Ser vampiro significa viver ao lado de alguém extremamente mais jovem que nós e “sugar”, sem que ele perceba, o que há de melhor: inteligência, espírito vital e acima de tudo frescor de ideias, sentimentos, reações. (…) Mas acreditem em mim: o mundo é povoado de vampiros que, mesmo quando não os perceba, sugam-lhe o melhor de sua essência (Fig. 5).[22]
Fotografia, arte homicida
A ideia de conceber um filme de linguagem intercambiada encontra, como dito, um ponto de contato simbólico a partir do uso da fotografia. No campo do cinema de gênero, em especial no giallo e no horror, a arte manifesta-se em seus aspectos mais macabros, evidenciando qualidades sui generis que traduzem diretamente as inquietações correspondentes dos filoni cinematográficos em questão. As potencialidades homicidas e mortais da arte foram topoi de exploração massiva na filmografia de cineastas como Mario Bava, Antonio Margheriti, Dario Argento, Lucio Fulci e outros. As obras em Argento, por exemplo, manifestam-se como porta de entrada para labirintos misteriosos, como é o caso de Suspiria (1977).[23] Resguardam verdades ocultas em seu interior –como visto em L’uccello dalle piume di cristallo (1970)[24] e Profondo Rosso (1975).[25] Mas, sobretudo, assumem um caráter homicida, verdadeiras ameaças de veia febril, que perturbam a psiquê de seus espectadores –tal qual La Sindrome di Stendhal (1996).[26] Ou no âmbito concreto, manifestando-se como armas, que como os antagonistas de suas tramas, representam os autores dos assassinatos –L’uccello dalle piume di cristallo, Tenebre (1987),[27] Suspiria.[28] Nos demais diretores, a arte igualmente porta aspectos sobrenaturais.

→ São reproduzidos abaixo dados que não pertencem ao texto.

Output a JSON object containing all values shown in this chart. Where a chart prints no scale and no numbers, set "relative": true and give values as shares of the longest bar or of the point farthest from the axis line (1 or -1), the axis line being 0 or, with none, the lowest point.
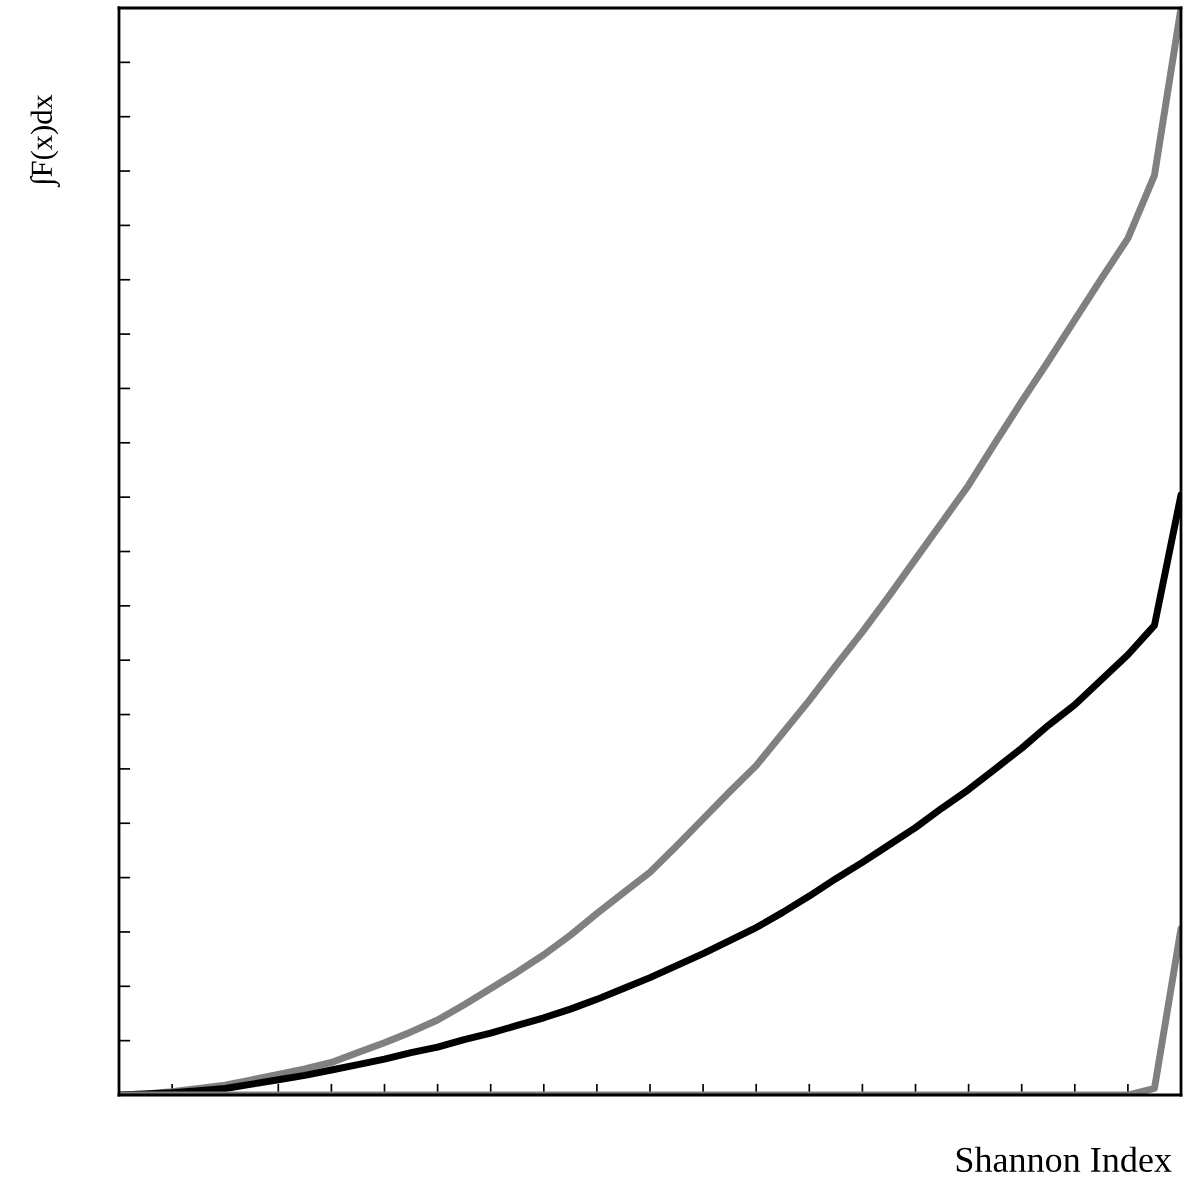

Mostra-se por vezes viva, possuidora de certa fantasmagoria, reincidindo o debate já caro aos historiadores da arte e filósofos dos possíveis limites entre objeto passivo e sujeito ativo.
Essa noção, embora muito presente no universo cinematográfico, ou mesmo na literatura gótica, encontra poucos exemplares no que tange a fotografia. Podemos fazer referência ao próprio Argento, que nos momentos iniciais de La Terza Madre (2007) projeta sobre a lente da câmera uma imagem quase instantânea de uma visão demoníaca.[29] Ou até mesmo, na presença sintomática que o aparelho encontra em Images (1972), de Robert Altman, flagrado reiteradamente nos diversos espaços da residência de Cathryn (Susannah York).[30] Baba Yaga, em contrapartida, reflete a arte fotográfica como elemento primordialmente fantástico, empregando-a num caráter análogo ao das demais artes, no qual tanto o registro, quanto o aparelho perpetuam-se como agentes de qualidades paralisantes e mortais. Isso se nota em diversas passagens do filme e do fumetto, mas principalmente na sequência já mencionada, da primeira visita de Baba Yaga ao estúdio de Valentina. Sob o toque sedutor no aparelho recita –quase num tom hipnótico– as palavras: “l’occhio che immobilizza la realtà”. Dizerem estes que sintetizam o fundamento do aparelho fotográfico e sua capacidade de flagrar o instante em imobilidade (Fig. 6).
No espectro das potencialidades atuantes das imagens, fica claro como Crepax e Farina dissimulam a esfera do real, i.e., da realidade diegética, a partir do toque da bruxa no aparelho. Desde então, tudo o que Valentina captura no interior de sua Rolleiflex “dobra” a realidade. Suas modelos sofrem síncopes ocasionadas pelo simples gesto do pressionar o botão da câmera, e num momento mais adiante, até a Arriflex II de seu companheiro Arno é impactada pelo gesto no gatilho: o filme se macula e a imagem fílmica se perde. Isso demonstra como a fotografia, rememorando os debates da era de seu nascimento, não apenas reproduz a realidade, mas a modifica. Poderíamos nos emprestar das categorizações de Flusser, que identifica no manipulador do aparelho seu atributo de “funcionário”.[31] Pensando aqui, como a máquina é o verdadeiro motor na criação da imagem, independente de quem a opera.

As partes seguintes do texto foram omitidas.